Information Blocking Compliance FAQs
When do EHI Actors Need to Comply?
Beginning April 5, 2021, actors were required to fulfill requests for access, exchange or use of electronic health information (EHI) from patients and authorized third parties, unless the request meets exception criteria. Until October 5, 2022, the data to which EHI actors must provide access, exchange and use (for purposes of the information blocking definition) is limited to the EHI that is represented by data classes and elements within the United States Core Data for Interoperability (USCDI).
Who Is Considered an Actor?
Three categories of "actors" are regulated by the information blocking section of the ONC 21st Century Cures Act Final Rule: Health Care Provider, Health Information Network or Health Information Exchange; and Health IT Developer of Certified Health IT. Get additional clarification here.
What Type of Requests Are Excepted?
There are eight types of exceptions: Preventing Harm; Privacy; Security; Infeasibility; Health IT Performance; Content and Manner; Fees; and Licensing. Read through key criteria of each exception here.
What Specific Standard or Functionality Is Required to Fulfill Information Sharing Requests?
The information blocking regulations do not require the use of any specific standard or functionality to fulfill information sharing requests. Before October 6, 2022, an actor may fulfill a request with the EHI identified by the data elements represented in the USCDI standard, first in the manner requested and, if not, in an alternate manner agreed upon with the requestor, following the order of priority specified in the exception.
Are Actors Required to Have or Use Health IT Certified Under the ONC Health IT Certification Program?
No. Actors subject to the information blocking regulations, such as clinicians, are not required to immediately upgrade their certified health IT if they also happen to participate in a separate regulatory program that requires the use of certified health IT, such as the Center for Medicare and Medicaid Services' Promoting Interoperability Programs.

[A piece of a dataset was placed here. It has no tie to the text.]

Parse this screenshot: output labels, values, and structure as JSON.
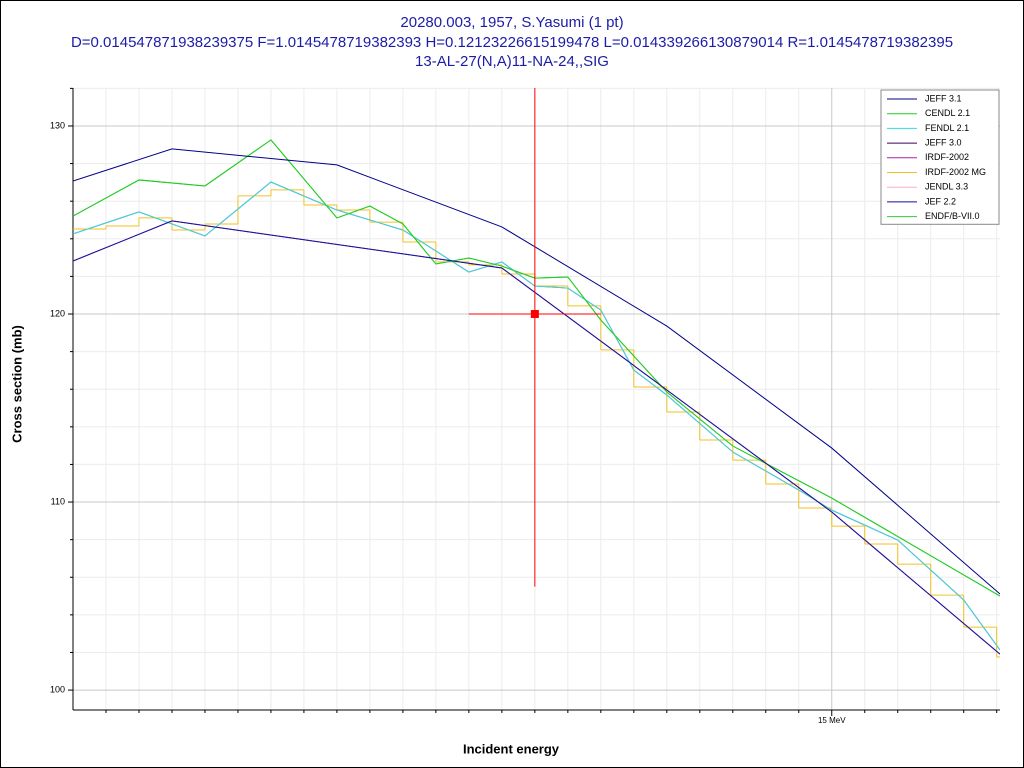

Does EHI Need to Be Proactively Available When It Has Not Been Requested?
There is no requirement under the information blocking regulations to proactively make available any EHI to patients or others who have not requested the EHI. However, any unnecessary delays or other unnecessary impediments in the release or availability of EHI in response to a request for legally permissible access, exchange, or use of EHI could implicate the information blocking provisions and result in violations.
How Are Information Blocking Regulations Enforced?

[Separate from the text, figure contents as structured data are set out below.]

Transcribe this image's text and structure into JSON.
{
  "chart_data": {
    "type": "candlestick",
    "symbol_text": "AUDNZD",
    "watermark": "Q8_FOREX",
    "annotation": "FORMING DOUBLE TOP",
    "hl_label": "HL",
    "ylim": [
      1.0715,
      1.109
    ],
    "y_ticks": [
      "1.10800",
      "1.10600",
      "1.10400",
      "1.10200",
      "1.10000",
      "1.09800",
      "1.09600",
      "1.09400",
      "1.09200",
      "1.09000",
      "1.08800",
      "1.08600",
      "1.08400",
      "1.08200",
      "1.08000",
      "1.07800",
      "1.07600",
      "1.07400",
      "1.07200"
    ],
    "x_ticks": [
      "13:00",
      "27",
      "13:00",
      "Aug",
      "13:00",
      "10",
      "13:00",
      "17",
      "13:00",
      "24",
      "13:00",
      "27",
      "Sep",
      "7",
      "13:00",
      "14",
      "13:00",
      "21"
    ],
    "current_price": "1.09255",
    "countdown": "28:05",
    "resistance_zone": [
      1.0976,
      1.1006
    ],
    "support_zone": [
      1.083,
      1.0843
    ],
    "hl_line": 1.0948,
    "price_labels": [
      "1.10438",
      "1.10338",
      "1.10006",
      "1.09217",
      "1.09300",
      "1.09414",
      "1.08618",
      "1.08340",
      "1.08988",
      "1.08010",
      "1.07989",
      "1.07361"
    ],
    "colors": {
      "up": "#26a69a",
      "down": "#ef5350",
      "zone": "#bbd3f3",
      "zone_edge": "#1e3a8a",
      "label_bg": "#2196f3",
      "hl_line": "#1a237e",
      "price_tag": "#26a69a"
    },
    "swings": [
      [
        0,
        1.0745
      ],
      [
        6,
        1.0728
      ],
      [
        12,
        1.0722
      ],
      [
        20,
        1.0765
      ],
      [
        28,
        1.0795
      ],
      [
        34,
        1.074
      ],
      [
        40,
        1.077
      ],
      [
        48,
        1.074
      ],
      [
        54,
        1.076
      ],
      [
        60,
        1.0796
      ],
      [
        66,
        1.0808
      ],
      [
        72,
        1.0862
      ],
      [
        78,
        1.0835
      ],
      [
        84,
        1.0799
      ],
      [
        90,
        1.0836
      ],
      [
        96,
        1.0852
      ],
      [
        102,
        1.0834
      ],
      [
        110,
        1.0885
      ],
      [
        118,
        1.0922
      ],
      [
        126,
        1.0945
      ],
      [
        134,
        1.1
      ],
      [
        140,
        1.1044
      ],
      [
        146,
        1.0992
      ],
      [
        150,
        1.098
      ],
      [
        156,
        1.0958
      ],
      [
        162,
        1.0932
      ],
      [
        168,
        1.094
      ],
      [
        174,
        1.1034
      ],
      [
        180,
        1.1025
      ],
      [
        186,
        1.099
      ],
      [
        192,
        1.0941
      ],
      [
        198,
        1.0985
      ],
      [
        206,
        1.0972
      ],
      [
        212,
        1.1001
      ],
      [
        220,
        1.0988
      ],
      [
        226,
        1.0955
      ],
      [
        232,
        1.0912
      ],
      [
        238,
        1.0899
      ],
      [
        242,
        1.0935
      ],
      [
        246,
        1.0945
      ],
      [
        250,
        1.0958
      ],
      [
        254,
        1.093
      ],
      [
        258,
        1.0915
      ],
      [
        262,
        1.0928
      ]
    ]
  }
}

Enforcement of the information blocking regulations depends upon the type of actor that is subject of an enforcement action. For health IT developers and health information networks/HIEs, the Department of Health and Human Services (HHS) Office of the Inspector General is currently engaged in rulemaking to establish enforcement dates but has not finalized any process. For health care providers, HHS must engage in future rulemaking to establish appropriate disincentives as directed by the 21st Century Cures Act and an enforcement process has not been established.